The accompanying plot and regression output show the federal rate on 3-month Treasury bills from 1950 to 1980 and a regression model fit to the relationship between the Rate (in %) and Years.

a) What is the correlation between Rate and Year? (Round to two decimal places as needed.)
b) What is the intercept of the regression model?

Answer 1

The correlation coefficient and intercept in a regression analysis can be found in the regression output or calculated using all pairs of data for 'Rate' and 'Year'. The y-intercept represents the federal rate on 3-month Treasury bills at year 0, and the significance of the correlation depends on its value and the associated p-value.

Step-by-step explanation:

To address the student's question regarding the correlation between the federal rate on 3-month Treasury bills and the year, as well as the intercept of the regression model, specific data values and regression output would be required. However, given that we don't have the actual plot or regression output, let's go through the steps on how to find the answers once those are provided.

Determining Correlation and Intercept

1. Correlation Coefficient: To find the correlation between Rate and Year, one would look for the coefficient (r) in the regression output. If the output is not provided, you can calculate the correlation coefficient using a statistical software or calculator by inputting all the pairs of 'Rate' and 'Year'.
2. Regression Intercept: The intercept (often represented as 'a' in a regression equation of the form ŷ = a + bx) is the value where the fitted line crosses the Y-axis. In the regression output, this would typically be labeled as the 'Intercept' or 'Constant'.

If the student provides the regression output or the scatter plot, the exact values for the correlation coefficient and the intercept can be determined and interpreted accordingly.

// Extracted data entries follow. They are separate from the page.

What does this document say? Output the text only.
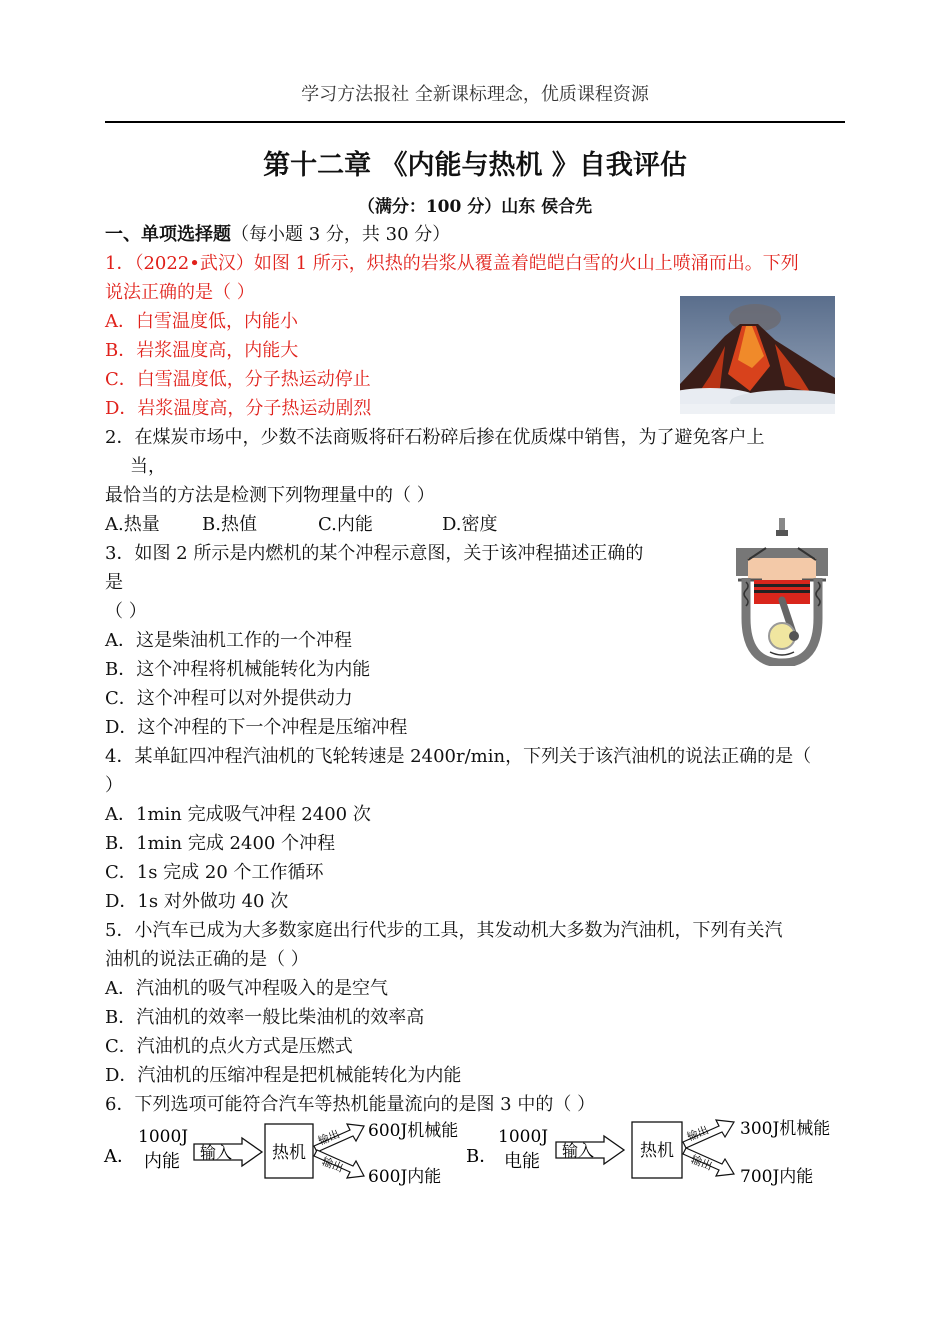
学习方法报社 全新课标理念，优质课程资源
第十二章 《内能与热机 》自我评估
（满分：100 分）山东 侯合先
一、单项选择题（每小题 3 分，共 30 分）
1．（2022•武汉）如图 1 所示，炽热的岩浆从覆盖着皑皑白雪的火山上喷涌而出。下列
说法正确的是（ ）
A．白雪温度低，内能小
B．岩浆温度高，内能大
C．白雪温度低，分子热运动停止
D．岩浆温度高，分子热运动剧烈
2．在煤炭市场中，少数不法商贩将矸石粉碎后掺在优质煤中销售，为了避免客户上
当，
最恰当的方法是检测下列物理量中的（ ）
A.热量 B.热值	C.内能	D.密度
3．如图 2 所示是内燃机的某个冲程示意图，关于该冲程描述正确的
是
（ ）
A．这是柴油机工作的一个冲程
B．这个冲程将机械能转化为内能
C．这个冲程可以对外提供动力
D．这个冲程的下一个冲程是压缩冲程
4．某单缸四冲程汽油机的飞轮转速是 2400r/min，下列关于该汽油机的说法正确的是（
）
A．1min 完成吸气冲程 2400 次
B．1min 完成 2400 个冲程
C．1s 完成 20 个工作循环
D．1s 对外做功 40 次
5．小汽车已成为大多数家庭出行代步的工具，其发动机大多数为汽油机，下列有关汽
油机的说法正确的是（ ）
A．汽油机的吸气冲程吸入的是空气
B．汽油机的效率一般比柴油机的效率高
C．汽油机的点火方式是压燃式
D．汽油机的压缩冲程是把机械能转化为内能
6．下列选项可能符合汽车等热机能量流向的是图 3 中的（ ）
A．
1000J
内能 输入 热机
输出
输出
600J机械能
600J内能
B．
1000J
电能
输入	热机
输出
输出
300J机械能
700J内能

Relevance of the Y-Intercept

In the context of the question, the y-intercept would represent the hypothetical federal rate on 3-month Treasury bills at year 0 (which is not meaningful in this context as the data starts from 1950).

Significance of the Correlation Coefficient

Whether a correlation is significant depends on its value and possibly the p-value associated with it. A value close to 1 or -1 indicates a strong relationship, whereas a value close to 0 suggests little to no linear relationship. The p-value helps us determine if the observed correlation is statistically significant.